La séparation des pouvoirs et l’existence d’institutions capables de moduler le pouvoir exécutif sont des éléments essentiels du régime de gouvernance que le Mali a décidé d’adopter en 1992. Dès lors que l’on transige avec ces règles essentielles, on fragilise l’État et laisse émerger des forces concurrentes susceptibles d’occuper les espaces laissés vides. L’insécurité chronique dans le nord et le centre du pays ainsi que les tensions latentes dans les régions de Kayes, Sikasso et dans le district de Bamako doivent davantage interpeller les acteurs politiques.
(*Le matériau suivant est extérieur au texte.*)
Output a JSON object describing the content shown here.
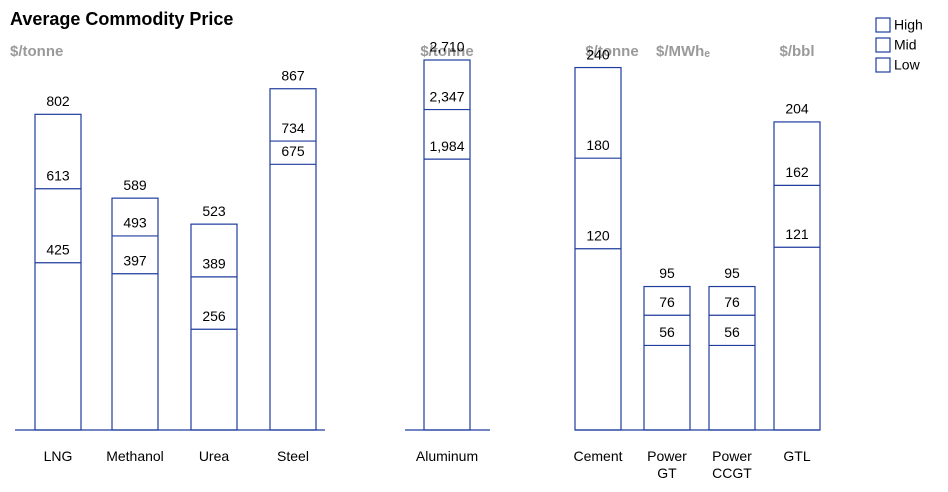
{
  "chart_data": [
    {
      "type": "bar",
      "title": "Average Commodity Price",
      "unit": "$/tonne",
      "legend": "top-right",
      "categories": [
        "LNG",
        "Methanol",
        "Urea",
        "Steel"
      ],
      "ylim": [
        0,
        940
      ],
      "series": [
        {
          "name": "High",
          "color": "#1f3c9e",
          "values": [
            802,
            589,
            523,
            867
          ]
        },
        {
          "name": "Mid",
          "color": "#1f3c9e",
          "values": [
            613,
            493,
            389,
            734
          ]
        },
        {
          "name": "Low",
          "color": "#1f3c9e",
          "values": [
            425,
            397,
            256,
            675
          ]
        }
      ]
    },
    {
      "type": "bar",
      "unit": "$/tonne",
      "categories": [
        "Aluminum"
      ],
      "ylim": [
        0,
        2710
      ],
      "series": [
        {
          "name": "High",
          "color": "#1f3c9e",
          "values": [
            2710
          ],
          "value_labels": [
            "2,710"
          ]
        },
        {
          "name": "Mid",
          "color": "#1f3c9e",
          "values": [
            2347
          ],
          "value_labels": [
            "2,347"
          ]
        },
        {
          "name": "Low",
          "color": "#1f3c9e",
          "values": [
            1984
          ],
          "value_labels": [
            "1,984"
          ]
        }
      ]
    },
    {
      "type": "bar",
      "units": [
        "$/tonne",
        "$/MWhₑ",
        "$/bbl"
      ],
      "categories": [
        "Cement",
        "Power GT",
        "Power CCGT",
        "GTL"
      ],
      "ylim": [
        0,
        245
      ],
      "series": [
        {
          "name": "High",
          "color": "#1f3c9e",
          "values": [
            240,
            95,
            95,
            204
          ]
        },
        {
          "name": "Mid",
          "color": "#1f3c9e",
          "values": [
            180,
            76,
            76,
            162
          ]
        },
        {
          "name": "Low",
          "color": "#1f3c9e",
          "values": [
            120,
            56,
            56,
            121
          ]
        }
      ]
    }
  ]
}
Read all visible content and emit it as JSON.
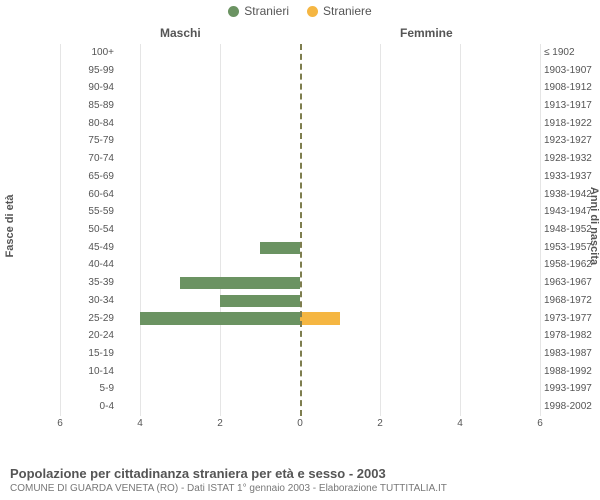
{
  "legend": {
    "male": {
      "label": "Stranieri",
      "color": "#6b9362"
    },
    "female": {
      "label": "Straniere",
      "color": "#f5b642"
    }
  },
  "panels": {
    "left": "Maschi",
    "right": "Femmine"
  },
  "yaxis": {
    "left_title": "Fasce di età",
    "right_title": "Anni di nascita"
  },
  "xaxis": {
    "max": 6,
    "ticks": [
      0,
      2,
      4,
      6
    ]
  },
  "chart": {
    "type": "bar-pyramid",
    "grid_color": "#e5e5e5",
    "zero_line_color": "#7e7e4f",
    "background_color": "#ffffff",
    "bar_height_ratio": 0.7,
    "rows": [
      {
        "age": "100+",
        "birth": "≤ 1902",
        "m": 0,
        "f": 0
      },
      {
        "age": "95-99",
        "birth": "1903-1907",
        "m": 0,
        "f": 0
      },
      {
        "age": "90-94",
        "birth": "1908-1912",
        "m": 0,
        "f": 0
      },
      {
        "age": "85-89",
        "birth": "1913-1917",
        "m": 0,
        "f": 0
      },
      {
        "age": "80-84",
        "birth": "1918-1922",
        "m": 0,
        "f": 0
      },
      {
        "age": "75-79",
        "birth": "1923-1927",
        "m": 0,
        "f": 0
      },
      {
        "age": "70-74",
        "birth": "1928-1932",
        "m": 0,
        "f": 0
      },
      {
        "age": "65-69",
        "birth": "1933-1937",
        "m": 0,
        "f": 0
      },
      {
        "age": "60-64",
        "birth": "1938-1942",
        "m": 0,
        "f": 0
      },
      {
        "age": "55-59",
        "birth": "1943-1947",
        "m": 0,
        "f": 0
      },
      {
        "age": "50-54",
        "birth": "1948-1952",
        "m": 0,
        "f": 0
      },
      {
        "age": "45-49",
        "birth": "1953-1957",
        "m": 1,
        "f": 0
      },
      {
        "age": "40-44",
        "birth": "1958-1962",
        "m": 0,
        "f": 0
      },
      {
        "age": "35-39",
        "birth": "1963-1967",
        "m": 3,
        "f": 0
      },
      {
        "age": "30-34",
        "birth": "1968-1972",
        "m": 2,
        "f": 0
      },
      {
        "age": "25-29",
        "birth": "1973-1977",
        "m": 4,
        "f": 1
      },
      {
        "age": "20-24",
        "birth": "1978-1982",
        "m": 0,
        "f": 0
      },
      {
        "age": "15-19",
        "birth": "1983-1987",
        "m": 0,
        "f": 0
      },
      {
        "age": "10-14",
        "birth": "1988-1992",
        "m": 0,
        "f": 0
      },
      {
        "age": "5-9",
        "birth": "1993-1997",
        "m": 0,
        "f": 0
      },
      {
        "age": "0-4",
        "birth": "1998-2002",
        "m": 0,
        "f": 0
      }
    ]
  },
  "footer": {
    "title": "Popolazione per cittadinanza straniera per età e sesso - 2003",
    "subtitle": "COMUNE DI GUARDA VENETA (RO) - Dati ISTAT 1° gennaio 2003 - Elaborazione TUTTITALIA.IT"
  }
}
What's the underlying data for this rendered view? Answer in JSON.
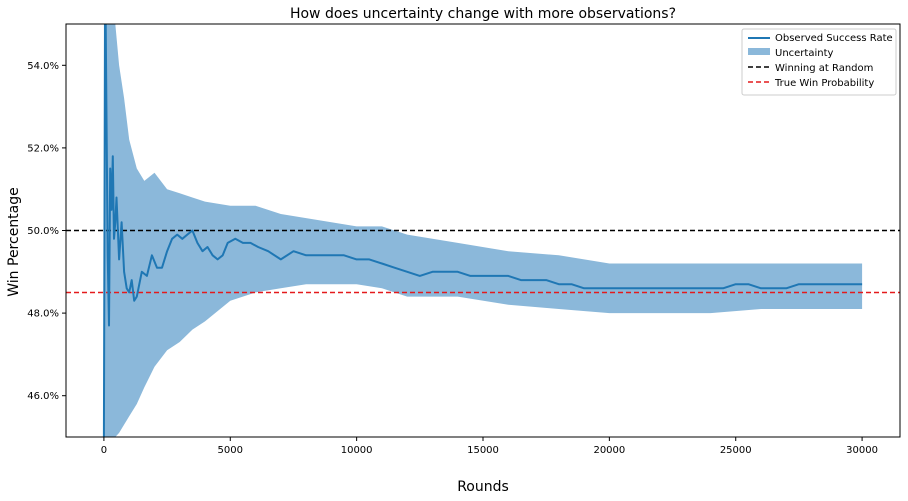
{
  "chart_data": {
    "type": "line",
    "title": "How does uncertainty change with more observations?",
    "xlabel": "Rounds",
    "ylabel": "Win Percentage",
    "xlim": [
      -1500,
      31500
    ],
    "ylim": [
      45.0,
      55.0
    ],
    "xticks": [
      0,
      5000,
      10000,
      15000,
      20000,
      25000,
      30000
    ],
    "yticks": [
      46.0,
      48.0,
      50.0,
      52.0,
      54.0
    ],
    "ytick_suffix": "%",
    "grid": false,
    "legend_position": "top-right",
    "colors": {
      "observed": "#1f77b4",
      "uncertainty": "#8bb8da",
      "random": "#000000",
      "true_prob": "#e41a1c"
    },
    "series": [
      {
        "name": "Observed Success Rate",
        "kind": "line",
        "x": [
          0,
          50,
          100,
          150,
          200,
          250,
          300,
          350,
          400,
          450,
          500,
          600,
          700,
          800,
          900,
          1000,
          1100,
          1200,
          1300,
          1400,
          1500,
          1700,
          1900,
          2100,
          2300,
          2500,
          2700,
          2900,
          3100,
          3300,
          3500,
          3700,
          3900,
          4100,
          4300,
          4500,
          4700,
          4900,
          5200,
          5500,
          5800,
          6100,
          6500,
          7000,
          7500,
          8000,
          8500,
          9000,
          9500,
          10000,
          10500,
          11000,
          11500,
          12000,
          12500,
          13000,
          13500,
          14000,
          14500,
          15000,
          15500,
          16000,
          16500,
          17000,
          17500,
          18000,
          18500,
          19000,
          19500,
          20000,
          20500,
          21000,
          21500,
          22000,
          22500,
          23000,
          23500,
          24000,
          24500,
          25000,
          25500,
          26000,
          26500,
          27000,
          27500,
          28000,
          28500,
          29000,
          29500,
          30000
        ],
        "y": [
          45.0,
          56.5,
          53.0,
          49.4,
          47.7,
          51.5,
          50.5,
          51.8,
          49.8,
          50.2,
          50.8,
          49.3,
          50.2,
          49.0,
          48.6,
          48.5,
          48.8,
          48.3,
          48.4,
          48.7,
          49.0,
          48.9,
          49.4,
          49.1,
          49.1,
          49.5,
          49.8,
          49.9,
          49.8,
          49.9,
          50.0,
          49.7,
          49.5,
          49.6,
          49.4,
          49.3,
          49.4,
          49.7,
          49.8,
          49.7,
          49.7,
          49.6,
          49.5,
          49.3,
          49.5,
          49.4,
          49.4,
          49.4,
          49.4,
          49.3,
          49.3,
          49.2,
          49.1,
          49.0,
          48.9,
          49.0,
          49.0,
          49.0,
          48.9,
          48.9,
          48.9,
          48.9,
          48.8,
          48.8,
          48.8,
          48.7,
          48.7,
          48.6,
          48.6,
          48.6,
          48.6,
          48.6,
          48.6,
          48.6,
          48.6,
          48.6,
          48.6,
          48.6,
          48.6,
          48.7,
          48.7,
          48.6,
          48.6,
          48.6,
          48.7,
          48.7,
          48.7,
          48.7,
          48.7,
          48.7
        ]
      },
      {
        "name": "Uncertainty",
        "kind": "band",
        "x": [
          0,
          150,
          300,
          450,
          600,
          800,
          1000,
          1300,
          1600,
          2000,
          2500,
          3000,
          3500,
          4000,
          5000,
          6000,
          7000,
          8000,
          9000,
          10000,
          11000,
          12000,
          14000,
          16000,
          18000,
          20000,
          22000,
          24000,
          26000,
          28000,
          30000
        ],
        "lower": [
          44.0,
          44.0,
          44.2,
          45.0,
          45.1,
          45.3,
          45.5,
          45.8,
          46.2,
          46.7,
          47.1,
          47.3,
          47.6,
          47.8,
          48.3,
          48.5,
          48.6,
          48.7,
          48.7,
          48.7,
          48.6,
          48.4,
          48.4,
          48.2,
          48.1,
          48.0,
          48.0,
          48.0,
          48.1,
          48.1,
          48.1
        ],
        "upper": [
          56.0,
          56.0,
          56.0,
          55.0,
          54.0,
          53.2,
          52.2,
          51.5,
          51.2,
          51.4,
          51.0,
          50.9,
          50.8,
          50.7,
          50.6,
          50.6,
          50.4,
          50.3,
          50.2,
          50.1,
          50.1,
          49.9,
          49.7,
          49.5,
          49.4,
          49.2,
          49.2,
          49.2,
          49.2,
          49.2,
          49.2
        ]
      },
      {
        "name": "Winning at Random",
        "kind": "hline",
        "y": 50.0
      },
      {
        "name": "True Win Probability",
        "kind": "hline",
        "y": 48.5
      }
    ]
  }
}
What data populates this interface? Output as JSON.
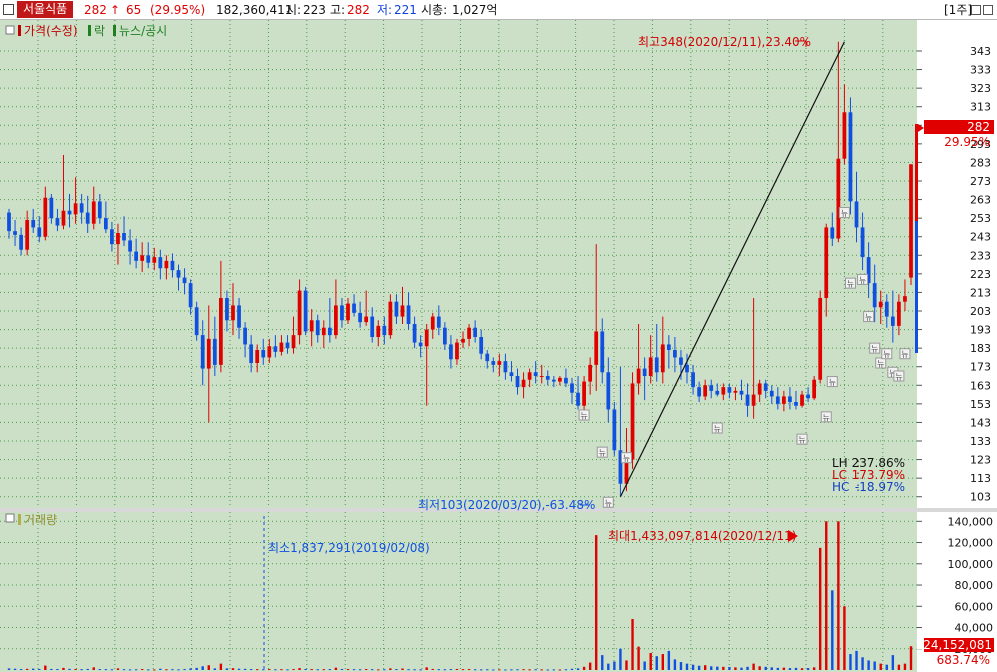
{
  "header": {
    "stock_name": "서울식품",
    "price": "282",
    "change_arrow": "↑",
    "change": "65",
    "change_pct": "(29.95%)",
    "volume": "182,360,411",
    "open_label": "시:",
    "open": "223",
    "high_label": "고:",
    "high": "282",
    "low_label": "저:",
    "low": "221",
    "mcap_label": "시총:",
    "mcap": "1,027억",
    "period": "[1주]"
  },
  "price_panel": {
    "legend": [
      {
        "label": "가격(수정)",
        "color": "#c00000"
      },
      {
        "label": "락",
        "color": "#208020"
      },
      {
        "label": "뉴스/공시",
        "color": "#208020"
      }
    ],
    "high_note": "최고348(2020/12/11),23.40%",
    "low_note": "최저103(2020/03/20),-63.48%",
    "news_glyph": "뉴",
    "current_price_tag": "282",
    "current_pct_tag": "29.95%",
    "stats": [
      {
        "label": "LH",
        "sep": ":",
        "value": "237.86%",
        "color": "#111111"
      },
      {
        "label": "LC",
        "sep": ":",
        "value": "173.79%",
        "color": "#d00000"
      },
      {
        "label": "HC",
        "sep": ":",
        "value": "-18.97%",
        "color": "#1040c0"
      }
    ]
  },
  "volume_panel": {
    "legend": "거래량",
    "min_note": "최소1,837,291(2019/02/08)",
    "max_note": "최대1,433,097,814(2020/12/11)",
    "current_volume_tag": "224,152,081",
    "current_pct_tag": "683.74%"
  },
  "colors": {
    "background": "#cce0c8",
    "axis_background": "#ffffff",
    "up": "#e00000",
    "down": "#1050e0",
    "grid": "#4a9a4a"
  },
  "chart_data": [
    {
      "type": "candlestick",
      "ylim": [
        98,
        350
      ],
      "y_ticks": [
        103,
        113,
        123,
        133,
        143,
        153,
        163,
        173,
        183,
        193,
        203,
        213,
        223,
        233,
        243,
        253,
        263,
        273,
        283,
        293,
        303,
        313,
        323,
        333,
        343
      ],
      "grid": true,
      "trendline": {
        "from": {
          "index": 101,
          "value": 103
        },
        "to": {
          "index": 138,
          "value": 348
        }
      },
      "candles": [
        [
          256,
          258,
          242,
          246
        ],
        [
          246,
          252,
          238,
          244
        ],
        [
          244,
          248,
          233,
          236
        ],
        [
          236,
          257,
          233,
          252
        ],
        [
          252,
          258,
          245,
          248
        ],
        [
          248,
          254,
          240,
          243
        ],
        [
          243,
          270,
          241,
          264
        ],
        [
          264,
          266,
          250,
          253
        ],
        [
          253,
          258,
          246,
          249
        ],
        [
          249,
          287,
          247,
          257
        ],
        [
          257,
          266,
          248,
          255
        ],
        [
          255,
          275,
          250,
          261
        ],
        [
          261,
          266,
          250,
          256
        ],
        [
          256,
          265,
          245,
          250
        ],
        [
          250,
          270,
          247,
          262
        ],
        [
          262,
          266,
          250,
          253
        ],
        [
          253,
          262,
          245,
          247
        ],
        [
          247,
          251,
          235,
          239
        ],
        [
          239,
          250,
          228,
          245
        ],
        [
          245,
          254,
          238,
          241
        ],
        [
          241,
          247,
          228,
          235
        ],
        [
          235,
          242,
          226,
          230
        ],
        [
          230,
          240,
          224,
          233
        ],
        [
          233,
          240,
          226,
          229
        ],
        [
          229,
          237,
          225,
          232
        ],
        [
          232,
          236,
          220,
          226
        ],
        [
          226,
          233,
          220,
          230
        ],
        [
          230,
          234,
          221,
          225
        ],
        [
          225,
          228,
          214,
          221
        ],
        [
          221,
          226,
          212,
          218
        ],
        [
          218,
          220,
          201,
          205
        ],
        [
          205,
          208,
          187,
          190
        ],
        [
          190,
          198,
          163,
          172
        ],
        [
          172,
          206,
          143,
          188
        ],
        [
          188,
          200,
          168,
          174
        ],
        [
          174,
          230,
          170,
          210
        ],
        [
          210,
          214,
          192,
          198
        ],
        [
          198,
          218,
          190,
          206
        ],
        [
          206,
          210,
          188,
          194
        ],
        [
          194,
          197,
          178,
          185
        ],
        [
          185,
          190,
          170,
          175
        ],
        [
          175,
          185,
          170,
          182
        ],
        [
          182,
          188,
          174,
          178
        ],
        [
          178,
          188,
          175,
          184
        ],
        [
          184,
          190,
          178,
          181
        ],
        [
          181,
          190,
          179,
          186
        ],
        [
          186,
          190,
          180,
          183
        ],
        [
          183,
          200,
          180,
          190
        ],
        [
          190,
          220,
          185,
          214
        ],
        [
          214,
          216,
          190,
          192
        ],
        [
          192,
          204,
          184,
          198
        ],
        [
          198,
          201,
          186,
          190
        ],
        [
          190,
          198,
          183,
          194
        ],
        [
          194,
          210,
          186,
          190
        ],
        [
          190,
          220,
          188,
          206
        ],
        [
          206,
          210,
          194,
          198
        ],
        [
          198,
          210,
          196,
          207
        ],
        [
          207,
          212,
          200,
          202
        ],
        [
          202,
          208,
          194,
          197
        ],
        [
          197,
          214,
          195,
          200
        ],
        [
          200,
          205,
          186,
          189
        ],
        [
          189,
          198,
          184,
          195
        ],
        [
          195,
          200,
          185,
          190
        ],
        [
          190,
          212,
          188,
          208
        ],
        [
          208,
          212,
          196,
          200
        ],
        [
          200,
          216,
          196,
          206
        ],
        [
          206,
          213,
          193,
          196
        ],
        [
          196,
          200,
          183,
          186
        ],
        [
          186,
          190,
          178,
          184
        ],
        [
          184,
          196,
          152,
          193
        ],
        [
          193,
          202,
          188,
          200
        ],
        [
          200,
          206,
          190,
          194
        ],
        [
          194,
          197,
          182,
          185
        ],
        [
          185,
          190,
          172,
          177
        ],
        [
          177,
          188,
          174,
          186
        ],
        [
          186,
          192,
          183,
          188
        ],
        [
          188,
          196,
          184,
          194
        ],
        [
          194,
          198,
          186,
          189
        ],
        [
          189,
          193,
          177,
          180
        ],
        [
          180,
          182,
          172,
          176
        ],
        [
          176,
          178,
          170,
          174
        ],
        [
          174,
          180,
          168,
          176
        ],
        [
          176,
          180,
          166,
          170
        ],
        [
          170,
          176,
          165,
          168
        ],
        [
          168,
          172,
          158,
          162
        ],
        [
          162,
          170,
          156,
          166
        ],
        [
          166,
          172,
          162,
          170
        ],
        [
          170,
          176,
          164,
          168
        ],
        [
          168,
          174,
          164,
          168
        ],
        [
          168,
          171,
          163,
          166
        ],
        [
          166,
          168,
          162,
          165
        ],
        [
          165,
          168,
          163,
          167
        ],
        [
          167,
          172,
          162,
          164
        ],
        [
          164,
          167,
          153,
          159
        ],
        [
          159,
          168,
          150,
          152
        ],
        [
          152,
          168,
          146,
          165
        ],
        [
          165,
          178,
          158,
          174
        ],
        [
          174,
          239,
          160,
          192
        ],
        [
          192,
          199,
          164,
          170
        ],
        [
          170,
          178,
          143,
          150
        ],
        [
          150,
          154,
          125,
          128
        ],
        [
          128,
          173,
          103,
          110
        ],
        [
          110,
          140,
          106,
          123
        ],
        [
          123,
          170,
          118,
          164
        ],
        [
          164,
          196,
          158,
          172
        ],
        [
          172,
          178,
          155,
          168
        ],
        [
          168,
          190,
          164,
          178
        ],
        [
          178,
          196,
          165,
          170
        ],
        [
          170,
          200,
          164,
          185
        ],
        [
          185,
          190,
          172,
          182
        ],
        [
          182,
          189,
          170,
          178
        ],
        [
          178,
          182,
          166,
          174
        ],
        [
          174,
          180,
          164,
          170
        ],
        [
          170,
          174,
          158,
          162
        ],
        [
          162,
          165,
          154,
          157
        ],
        [
          157,
          166,
          155,
          163
        ],
        [
          163,
          166,
          156,
          160
        ],
        [
          160,
          164,
          157,
          158
        ],
        [
          158,
          164,
          155,
          162
        ],
        [
          162,
          164,
          156,
          159
        ],
        [
          159,
          162,
          155,
          160
        ],
        [
          160,
          166,
          155,
          158
        ],
        [
          158,
          164,
          146,
          152
        ],
        [
          152,
          210,
          145,
          158
        ],
        [
          158,
          166,
          154,
          164
        ],
        [
          164,
          166,
          156,
          160
        ],
        [
          160,
          163,
          153,
          157
        ],
        [
          157,
          162,
          150,
          153
        ],
        [
          153,
          160,
          149,
          157
        ],
        [
          157,
          162,
          150,
          154
        ],
        [
          154,
          160,
          150,
          152
        ],
        [
          152,
          160,
          151,
          158
        ],
        [
          158,
          162,
          154,
          156
        ],
        [
          156,
          168,
          155,
          166
        ],
        [
          166,
          214,
          164,
          210
        ],
        [
          210,
          250,
          200,
          248
        ],
        [
          248,
          256,
          238,
          242
        ],
        [
          242,
          348,
          240,
          285
        ],
        [
          285,
          325,
          282,
          310
        ],
        [
          310,
          318,
          255,
          262
        ],
        [
          262,
          278,
          240,
          248
        ],
        [
          248,
          256,
          225,
          232
        ],
        [
          232,
          240,
          210,
          218
        ],
        [
          218,
          228,
          197,
          205
        ],
        [
          205,
          214,
          196,
          208
        ],
        [
          208,
          212,
          194,
          200
        ],
        [
          200,
          214,
          186,
          195
        ],
        [
          195,
          212,
          190,
          208
        ],
        [
          208,
          220,
          203,
          211
        ],
        [
          221,
          282,
          217,
          282
        ]
      ],
      "news_markers": [
        {
          "index": 95,
          "value": 147
        },
        {
          "index": 98,
          "value": 127
        },
        {
          "index": 99,
          "value": 100
        },
        {
          "index": 102,
          "value": 124
        },
        {
          "index": 117,
          "value": 140
        },
        {
          "index": 131,
          "value": 134
        },
        {
          "index": 135,
          "value": 146
        },
        {
          "index": 136,
          "value": 165
        },
        {
          "index": 138,
          "value": 256
        },
        {
          "index": 139,
          "value": 218
        },
        {
          "index": 141,
          "value": 220
        },
        {
          "index": 142,
          "value": 200
        },
        {
          "index": 143,
          "value": 183
        },
        {
          "index": 144,
          "value": 175
        },
        {
          "index": 145,
          "value": 180
        },
        {
          "index": 146,
          "value": 170
        },
        {
          "index": 147,
          "value": 168
        },
        {
          "index": 148,
          "value": 180
        }
      ]
    },
    {
      "type": "bar",
      "title": "거래량",
      "ylim": [
        0,
        145000
      ],
      "y_ticks": [
        20000,
        40000,
        60000,
        80000,
        100000,
        120000,
        140000
      ],
      "y_tick_labels": [
        "20,000",
        "40,000",
        "60,000",
        "80,000",
        "100,000",
        "120,000",
        "140,000"
      ],
      "grid": true,
      "values": [
        1500,
        1200,
        900,
        1100,
        1300,
        1000,
        4200,
        1000,
        900,
        2000,
        1100,
        900,
        800,
        1000,
        2500,
        900,
        800,
        700,
        1500,
        800,
        600,
        700,
        900,
        600,
        500,
        1200,
        700,
        800,
        600,
        900,
        1500,
        2000,
        3500,
        4500,
        1500,
        6000,
        1500,
        1700,
        1200,
        1100,
        900,
        800,
        700,
        900,
        700,
        800,
        600,
        900,
        1800,
        1000,
        900,
        700,
        800,
        900,
        2200,
        1000,
        900,
        800,
        700,
        900,
        800,
        600,
        700,
        1500,
        900,
        1400,
        800,
        700,
        600,
        2500,
        1000,
        800,
        700,
        900,
        1000,
        800,
        900,
        700,
        600,
        700,
        500,
        600,
        500,
        600,
        700,
        800,
        600,
        700,
        600,
        500,
        600,
        500,
        700,
        1200,
        1500,
        3000,
        7000,
        127000,
        14000,
        6000,
        8000,
        20000,
        9000,
        48000,
        22000,
        8000,
        16000,
        13000,
        15000,
        18000,
        10000,
        7500,
        6000,
        5000,
        4000,
        4500,
        3500,
        3200,
        3000,
        2800,
        2500,
        2200,
        3000,
        6000,
        3500,
        3000,
        2500,
        2000,
        2200,
        1800,
        2000,
        1700,
        1800,
        2500,
        115000,
        140000,
        75000,
        140000,
        60000,
        15000,
        18000,
        12000,
        9000,
        8000,
        6000,
        5000,
        14000,
        5000,
        6000,
        22400
      ],
      "colors_up_index_hint": "bars colored by candle direction"
    }
  ]
}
Une nouvelle crise sociopolitique pourrait remettre en cause les fragiles acquis et précipiter le pays dans une voie sans issue.
Changements stratégiques
Ainsi, au regard de la gravité de la situation, il convient pour la nouvelle Assemblée nationale d’opérer des changements stratégiques pouvant améliorer son fonctionnement et de fixer des priorités d’action pour les six prochains mois.
Premièrement, il faudrait une plus grande ouverture de l’Assemblée nationale. Cela pourrait passer par une meilleure animation des permanences en exigeant des députés qu’ils rendent compte régulièrement du travail législatif qu’ils font. Ceux vivant dans des zones difficiles d’accès pourraient être appuyés par la Minusma ou d’autres partenaires à travers la mise à disposition de vols humanitaires. Puisque l’heure est au numérique, ce secteur pourrait être mis à contribution pour soutenir ce rapprochement essentiel entre les élus et les électeurs.
Deuxièmement, il est un secret de polichinelle qu’un grand nombre de députés éprouvent des difficultés à effectuer le travail législatif, et cela est dû en partie aux « copinages » dans le recrutement de leurs personnels de soutien. Pour y remédier, il doit y avoir une réglementation dans le recrutement d’assistants parlementaires pour favoriser un meilleur cadre d’étude de projets et propositions de lois.
Acteurs de la vie de la nation
S’agissant des priorités, il y a la question de la réforme du secteur de la sécurité, et il parait urgent de procéder à un audit complet de la Loi d’orientation et de programmation militaire (LOPM) dont l’adoption a été quasi unanimement saluée et la mise en œuvre fortement décriée. Compte tenu du marasme économique dans le pays (malgré des chiffres macro-économiques faussement flatteurs), l’Assemblée nationale doit se saisir de la question économique, écologique, industrielle et énergétique. Ces secteurs sont interdépendants et un travail législatif proposant une libération des énergies est vitale.
Enfin, les questions d’éducation et de dialogue social ne doivent pas rester sans réponse. Par conséquent, il faut que les députés se saisissent de ces questions et proposent des solutions pour la réforme de l’éducation et des modalités du dialogue social.
Le rôle de l’Assemblée nationale ne se limite donc pas qu’au « contrôle de l’action gouvernementale » ou à celui de chambre de validation des actions gouvernementales. Les députés sont aussi attendus sur les questions essentielles de la nation sur lesquelles ils doivent travailler avec les couches sociales et faire des propositions, débattre et trouver des compromis. Ils sont acteurs à part entière de la vie de la nation, pas des hommes et des femmes que l’on réunit pour voter des deux bras.